Father Dietrich is a really smart fellow; he studied in Paris with the best minds of Europe, including William of Occam. Then, through some twists that weren't clearly explained (maybe I forgot a bit or two), he was a leader of a mob of religious nutcases who perpetrated some major atrocities. In the book, he's received his own and God's tentative forgiveness, partly achieved by rescuing Theresia, his adopted daughter, but the world's forgiveness is much less certain, so he's in hiding as the parish priest in the Bavarian village of Oberhochwald. One strange morning, there's apparently an enormous electrical field over everything. Metal objects deliver shocks, there's a huge explosion, a fire starts. And then things seem to settle back to normal, until Dietrich finds the spaceship in the woods. The aliens aboard somewhat resemble giant grasshoppers. He calls them Krenken. Eventually Dietrich establishes communication, much aided by the ship's computer and a good supply of radio headsets. The village knows there's somebody in the woods, but they manage to maintain the fiction that it's a group of lepers for a long time. The Krenken are trying to repair their ship but don't really have the tools. They have a little hope if they can get some copper wire made. Dietrich travels to Freiburg where there is a real smith, with an ingot of copper, and stays until the wire is made. Then he gets kidnapped by von Falkenstein, a genuine robber baron, and rescued by the Krenken with explosives and some kind of technological flight. Eventually the Krenken agreen to help take out the castle, to get the wire back.
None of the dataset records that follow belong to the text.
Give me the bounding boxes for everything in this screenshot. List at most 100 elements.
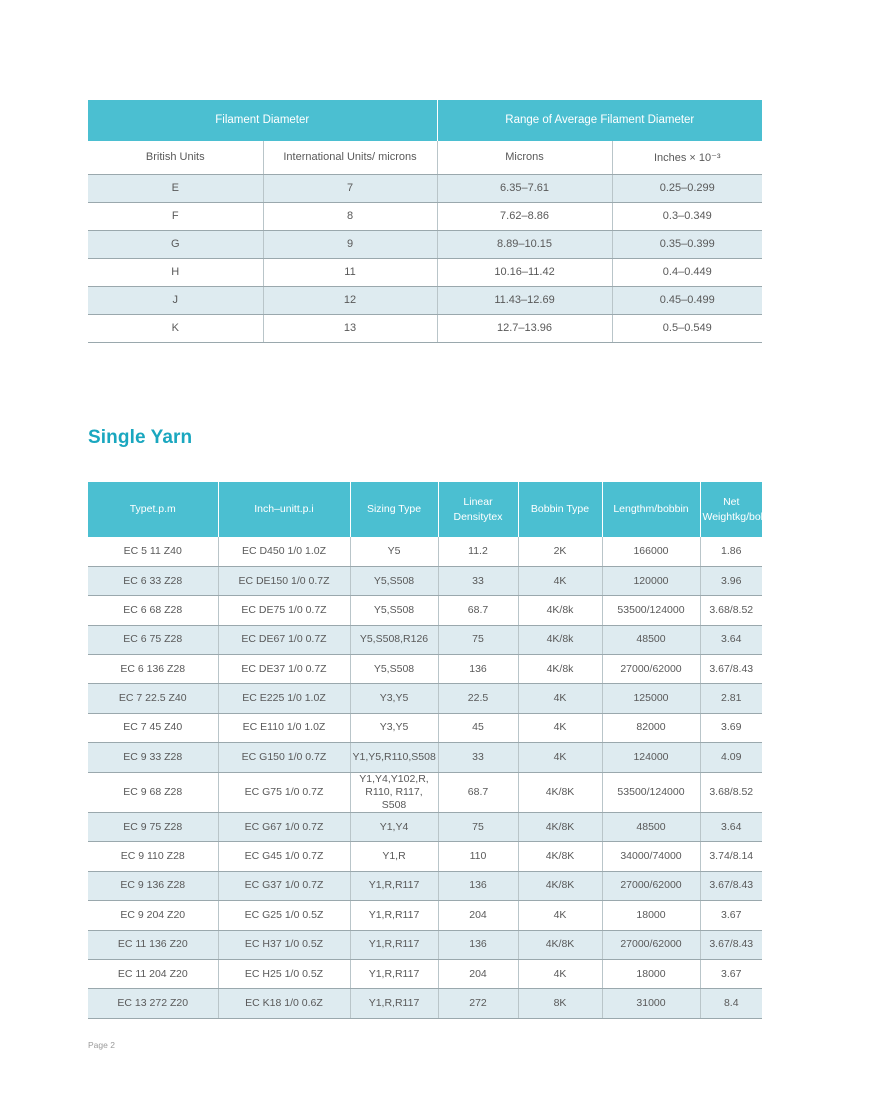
table-cell: 4.09 xyxy=(700,742,762,773)
table-row: EC 6 136 Z28 EC DE37 1/0 0.7Z Y5,S508 136 4K… xyxy=(88,654,762,685)
table-cell: 0.3–0.349 xyxy=(612,202,763,231)
table-cell: 68.7 xyxy=(438,595,519,626)
table-cell: EC 9 68 Z28 xyxy=(88,772,219,814)
table-cell: 10.16–11.42 xyxy=(437,258,613,287)
column-header: Inch–unitt.p.i xyxy=(218,482,351,537)
column-header: Sizing Type xyxy=(350,482,439,537)
table-cell: EC DE150 1/0 0.7Z xyxy=(218,566,351,597)
table-cell: Y5 xyxy=(350,537,439,567)
table-cell: 13 xyxy=(263,314,438,343)
table-cell: 3.67/8.43 xyxy=(700,871,762,902)
table-cell: 110 xyxy=(438,841,519,872)
table-cell: 1.86 xyxy=(700,537,762,567)
group-header-filament-diameter: Filament Diameter xyxy=(88,100,438,141)
single-yarn-table: Typet.p.m Inch–unitt.p.i Sizing Type Linear… xyxy=(88,482,781,1019)
table-cell: EC G37 1/0 0.7Z xyxy=(218,871,351,902)
table-cell: 204 xyxy=(438,900,519,931)
table-row: EC 7 45 Z40 EC E110 1/0 1.0Z Y3,Y5 45 4K 8200… xyxy=(88,713,762,744)
table-cell: EC H37 1/0 0.5Z xyxy=(218,930,351,960)
column-header-line1: Type xyxy=(129,503,153,516)
table-row: EC 6 75 Z28 EC DE67 1/0 0.7Z Y5,S508,R126 7… xyxy=(88,625,762,656)
table-cell: 4K/8K xyxy=(518,812,603,843)
column-header-line1: Bobbin Type xyxy=(530,503,590,516)
table-cell: 11 xyxy=(263,258,438,287)
page-footer: Page 2 xyxy=(88,1040,115,1050)
column-header-line2: t.p.i xyxy=(296,503,314,516)
column-header: Lengthm/bobbin xyxy=(602,482,701,537)
table-cell: EC K18 1/0 0.6Z xyxy=(218,988,351,1019)
table-cell: EC 6 33 Z28 xyxy=(88,566,219,597)
table-row: EC 11 204 Z20 EC H25 1/0 0.5Z Y1,R,R117 204… xyxy=(88,959,762,990)
table-cell: EC G67 1/0 0.7Z xyxy=(218,812,351,843)
table-cell: 9 xyxy=(263,230,438,259)
table-cell: EC G25 1/0 0.5Z xyxy=(218,900,351,931)
table-cell: 7 xyxy=(263,174,438,203)
table-cell: 27000/62000 xyxy=(602,871,701,902)
table-cell: 4K xyxy=(518,713,603,744)
table-group-header-row: Filament Diameter Range of Average Filam… xyxy=(88,100,763,141)
table-cell: 4K xyxy=(518,742,603,773)
table-cell: 8 xyxy=(263,202,438,231)
table-cell: 3.69 xyxy=(700,713,762,744)
table-cell: 3.64 xyxy=(700,625,762,656)
table-cell: 82000 xyxy=(602,713,701,744)
table-row: EC 9 136 Z28 EC G37 1/0 0.7Z Y1,R,R117 136 4… xyxy=(88,871,762,902)
table-row: EC 6 68 Z28 EC DE75 1/0 0.7Z Y5,S508 68.7 4K… xyxy=(88,595,762,626)
table-cell: EC 9 136 Z28 xyxy=(88,871,219,902)
table-cell: 0.4–0.449 xyxy=(612,258,763,287)
table-cell: Y5,S508 xyxy=(350,654,439,685)
column-header-line1: Linear Density xyxy=(453,496,493,523)
table-row: EC 9 204 Z20 EC G25 1/0 0.5Z Y1,R,R117 204 4… xyxy=(88,900,762,931)
table-cell: EC 6 136 Z28 xyxy=(88,654,219,685)
table-cell: 166000 xyxy=(602,537,701,567)
table-row: EC 9 68 Z28 EC G75 1/0 0.7Z Y1,Y4,Y102,R, R… xyxy=(88,772,762,814)
table-cell: 124000 xyxy=(602,742,701,773)
table-cell: EC DE37 1/0 0.7Z xyxy=(218,654,351,685)
cell-line: R110, R117, S508 xyxy=(365,785,423,811)
table-cell: EC DE67 1/0 0.7Z xyxy=(218,625,351,656)
table-cell: EC D450 1/0 1.0Z xyxy=(218,537,351,567)
table-row: EC 13 272 Z20 EC K18 1/0 0.6Z Y1,R,R117 272… xyxy=(88,988,762,1019)
table-cell: 48500 xyxy=(602,625,701,656)
table-cell: EC 6 68 Z28 xyxy=(88,595,219,626)
table-cell: 3.96 xyxy=(700,566,762,597)
table-cell: EC 6 75 Z28 xyxy=(88,625,219,656)
table-row: EC 11 136 Z20 EC H37 1/0 0.5Z Y1,R,R117 136… xyxy=(88,930,762,960)
table-cell: Y1,R,R117 xyxy=(350,988,439,1019)
table-cell: 3.64 xyxy=(700,812,762,843)
table-cell: EC 7 22.5 Z40 xyxy=(88,683,219,714)
column-header: Net Weightkg/bobbin xyxy=(700,482,781,537)
table-cell: 27000/62000 xyxy=(602,930,701,960)
table-cell: 4K xyxy=(518,959,603,990)
table-row: H 11 10.16–11.42 0.4–0.449 xyxy=(88,258,763,287)
table-cell: 4K/8K xyxy=(518,772,603,814)
table-cell: 53500/124000 xyxy=(602,595,701,626)
column-header: Bobbin Type xyxy=(518,482,603,537)
table-cell: 48500 xyxy=(602,812,701,843)
table-cell: 22.5 xyxy=(438,683,519,714)
table-cell: Y1,Y4 xyxy=(350,812,439,843)
table-cell: 12.7–13.96 xyxy=(437,314,613,343)
table-cell: 3.67/8.43 xyxy=(700,930,762,960)
table-cell: 18000 xyxy=(602,900,701,931)
table-cell: 0.5–0.549 xyxy=(612,314,763,343)
table-cell: 4K xyxy=(518,900,603,931)
column-header-line1: Length xyxy=(613,503,646,516)
table-cell: 0.25–0.299 xyxy=(612,174,763,203)
table-row: J 12 11.43–12.69 0.45–0.499 xyxy=(88,286,763,315)
column-header-line1: Sizing Type xyxy=(366,503,422,516)
filament-diameter-table: Filament Diameter Range of Average Filam… xyxy=(88,100,763,343)
table-row: EC 9 75 Z28 EC G67 1/0 0.7Z Y1,Y4 75 4K/8K 48… xyxy=(88,812,762,843)
table-cell: EC E110 1/0 1.0Z xyxy=(218,713,351,744)
table-row: EC 6 33 Z28 EC DE150 1/0 0.7Z Y5,S508 33 4K 1… xyxy=(88,566,762,597)
table-cell: 4K/8K xyxy=(518,871,603,902)
table-cell: 3.67 xyxy=(700,959,762,990)
column-header-microns: Microns xyxy=(437,141,613,175)
table-cell: EC 11 204 Z20 xyxy=(88,959,219,990)
table-cell: Y5,S508 xyxy=(350,566,439,597)
column-header-british-units: British Units xyxy=(88,141,264,175)
table-cell: 53500/124000 xyxy=(602,772,701,814)
table-cell: EC 9 75 Z28 xyxy=(88,812,219,843)
table-cell: EC 13 272 Z20 xyxy=(88,988,219,1019)
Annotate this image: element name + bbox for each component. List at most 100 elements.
The Krenken are dying because there's an amino acid vital to their chemistry that they can't find in any earthly food. Their doctor kills himself so that they can use his body as a source. The scientists have managed to finish their jury-rigged patch, but they're afraid that it will get them into hypospace but not back, and a few stay back. The Krenken identify which of the villagers have the plague (even without symptoms) and a party, led by Joachim the underpriest, who believed until the end that the Krenken were demons and the village was being tested to see if they could be converted. All who remain in the village die, humans of plague, aliens of amino acid deficiency.
In the present day, Tom is a cliologist, a practitioner of the new science of history. He's onto some cliological pattern that says there should be a village at a certain spot in Germany, and there isn't. Eifelheim is just a void on the map. Eventually, he discovers that there used to be a village there, called Oberhochwald, that was destroyed in the Black Death. Careful research digs up tantalizing clues, and then suddenly his girlfriend Sharon looks at the strange illumination from one of the more interesting manuscripts and recognizes that it's a circuit diagram. They go to Germany and succeed in finding the grave of Johann von Sterne, with a blatantly alien body mostly undecomposed in it. With the clue of the circuit, and more vitally the knowledge that it's possible, it's implied at the end of the book that Sharon will discover the secret of transitioning through the "hypospace" of the hidden dimensions inside the four-dimensional bubble in twelve-dimensional space that we call the universe, and return the bodies of the ill-fated expedition.